地域には大概、お話好きのご婦人が住んでいます。現地調査の時に、偶然会ったふりをして、「この近くに土地を買いたいのですが、住み心地はどうですか?」などの会話から、近隣住民の情報を引き出す方法もあります。あまりにも問題が大きいようなら、その土地の購入は見合わせたほうがいいのかもしれません。

 

買主は賃貸併用物件を建てるので、自分もその地域に住むつもりで根掘り葉掘り調査するのが重要です。

 

あまりにもトラブルが多いのであれば、それを理由に値引き交渉をすることもできます。こういった地道な調査が、住みやすい賃貸物件を作り出し、ひいては満室率にも影響してくるのです。

年金大家会主宰
ランガルハウス株式会社代表 

1971年静岡生まれ。千葉大学院工学研究科卒。宅地建物取引士、貸金業務取扱主任者、FP技能士。サラリーマン・事業主の年金対策と副収入増額を目的として、東京都心の土地取得から賃貸物件の建築、満室経営をワンストップで支援する専門家。セミナー参加者は累計4000人。127棟の建築コンサル実績があり、クライアントは98%満室。自身の所有物件は、6棟41室で18年間、満室の安定経営を継続している。

著者紹介

有限会社ティンバーテック代表取締役 

1969年東京生まれ。大学で経営学を学び、大手電機メーカーで法人営業を担当。その後家づくりに携わる中で、大工になる。1999年有限会社ティンバーテックを創立し、クライアントの資金調達から設計、建築、不動産物件の運営にいたるまで多岐に展開。築10年以上が経過しても、満室を継続する差別化収益物件を、これまでに300棟、1800室設計施工。
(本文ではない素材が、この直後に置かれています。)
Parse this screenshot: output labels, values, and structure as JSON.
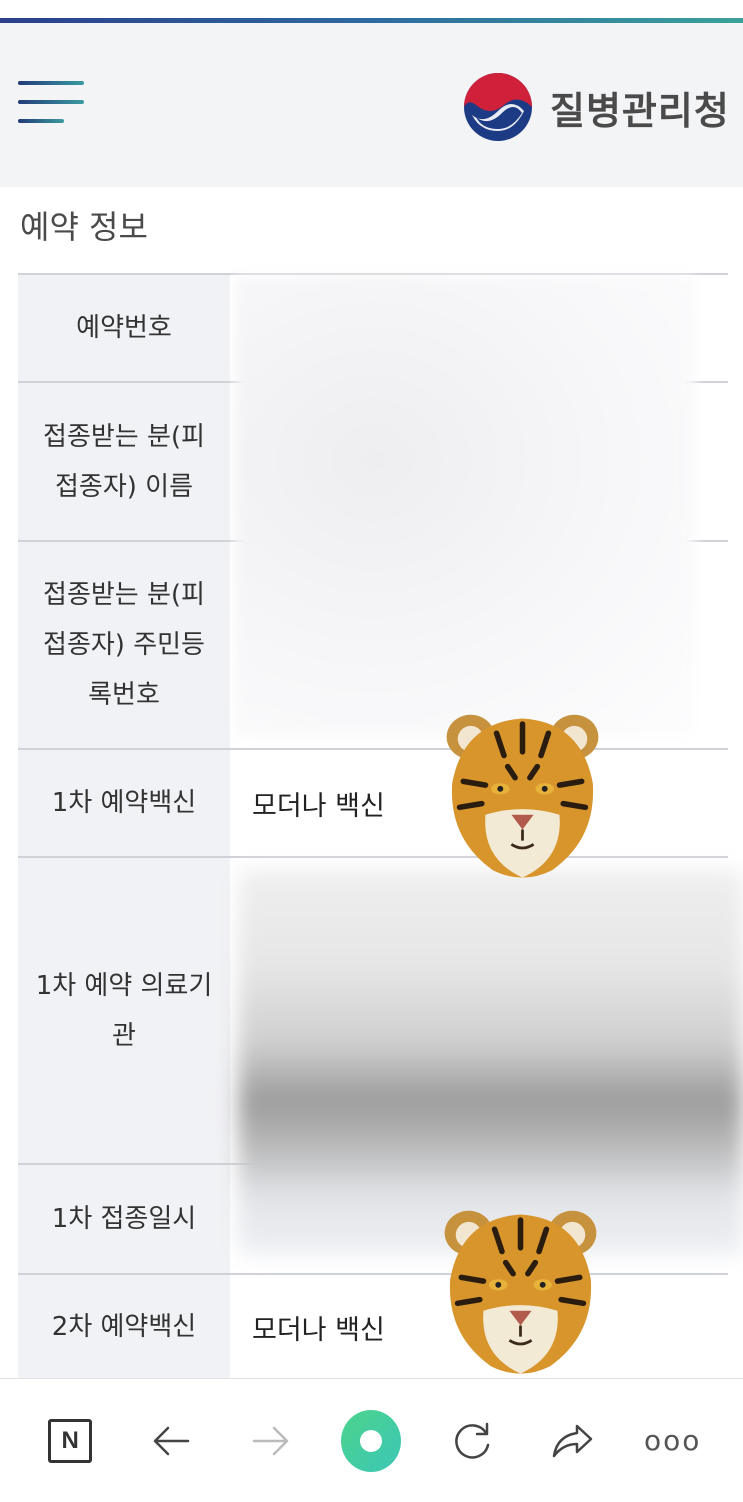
{
  "header": {
    "logo_text": "질병관리청",
    "colors": {
      "accent_start": "#2b3f8c",
      "accent_end": "#3aa19a",
      "logo_red": "#d0213b",
      "logo_blue": "#1d3b85"
    }
  },
  "section": {
    "title": "예약 정보"
  },
  "table": {
    "rows": [
      {
        "label": "예약번호",
        "value": ""
      },
      {
        "label": "접종받는 분(피 접종자) 이름",
        "value": ""
      },
      {
        "label": "접종받는 분(피 접종자) 주민등록번호",
        "value": ""
      },
      {
        "label": "1차 예약백신",
        "value": "모더나 백신"
      },
      {
        "label": "1차 예약 의료기관",
        "value": ""
      },
      {
        "label": "1차 접종일시",
        "value": ""
      },
      {
        "label": "2차 예약백신",
        "value": "모더나 백신"
      }
    ]
  },
  "bottom_nav": {
    "n_label": "N",
    "more": "ooo"
  },
  "icons": [
    "menu-icon",
    "government-logo-icon",
    "tiger-sticker-icon",
    "back-arrow-icon",
    "forward-arrow-icon",
    "home-circle-icon",
    "reload-icon",
    "share-icon",
    "more-icon"
  ]
}
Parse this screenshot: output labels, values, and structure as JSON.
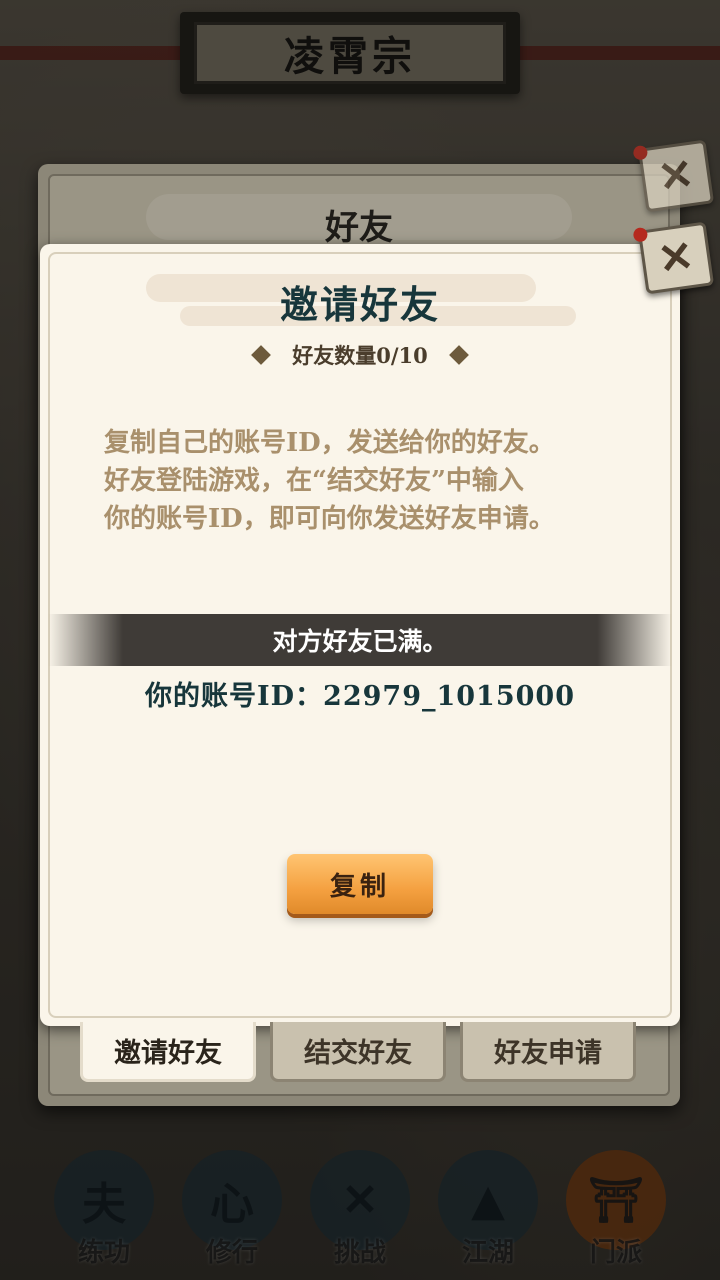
{
  "sect": {
    "title": "凌霄宗"
  },
  "friends_panel": {
    "title": "好友"
  },
  "invite_dialog": {
    "title": "邀请好友",
    "friend_count": "好友数量0/10",
    "description": [
      "复制自己的账号ID，发送给你的好友。",
      "好友登陆游戏，在“结交好友”中输入",
      "你的账号ID，即可向你发送好友申请。"
    ],
    "notice": "对方好友已满。",
    "account_id": "你的账号ID：22979_1015000",
    "copy_button": "复制"
  },
  "tabs": [
    {
      "label": "邀请好友",
      "active": true
    },
    {
      "label": "结交好友",
      "active": false
    },
    {
      "label": "好友申请",
      "active": false
    }
  ],
  "bottom_nav": [
    {
      "label": "练功",
      "icon": "martial-figure-icon"
    },
    {
      "label": "修行",
      "icon": "heart-glyph-icon"
    },
    {
      "label": "挑战",
      "icon": "crossed-swords-icon"
    },
    {
      "label": "江湖",
      "icon": "mountain-icon"
    },
    {
      "label": "门派",
      "icon": "gate-icon",
      "active": true
    }
  ],
  "colors": {
    "dialog_bg": "#faf5ea",
    "title_teal": "#17363b",
    "desc_tan": "#a9906c",
    "button_orange": "#f4a040",
    "notice_band": "#3f3b37"
  }
}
デザイン性と機能性、立地、間取などを工夫し、上記を実現。金融(融資・相続)に強い設計・施工会社、さらには、クズ土地(建築が難しい土地)への建築に強い工務店、さらには相続対策に強い設計施工会社として、クライアントからの依頼を受けている。現在はその経験を活かし、「金融大工」として不動産や資産運用に関する講演活動やコンサルティングを通じて、クライアントのニーズに合わせた建築を行っている。

著者紹介

連載“クズ土地”から1億円の家賃を生み出す~儲かる「賃貸物件」のつくり方

クズ土地から1億円の家賃をたたき出す、本当の「儲かる家」

クズ土地から1億円の家賃をたたき出す、本当の「儲かる家」

大長 伸吉 丸茂 雄二

ぱる出版

「素人でもすぐにできるよう…やり方はないのかな?」本書は「素人がはじめての不動産投資」で成功し、お金から自由になるための本です。 不動産投資素人のあなたでも、1〜2年以内に自宅付きの「儲かる不動産」を持つ方法が学…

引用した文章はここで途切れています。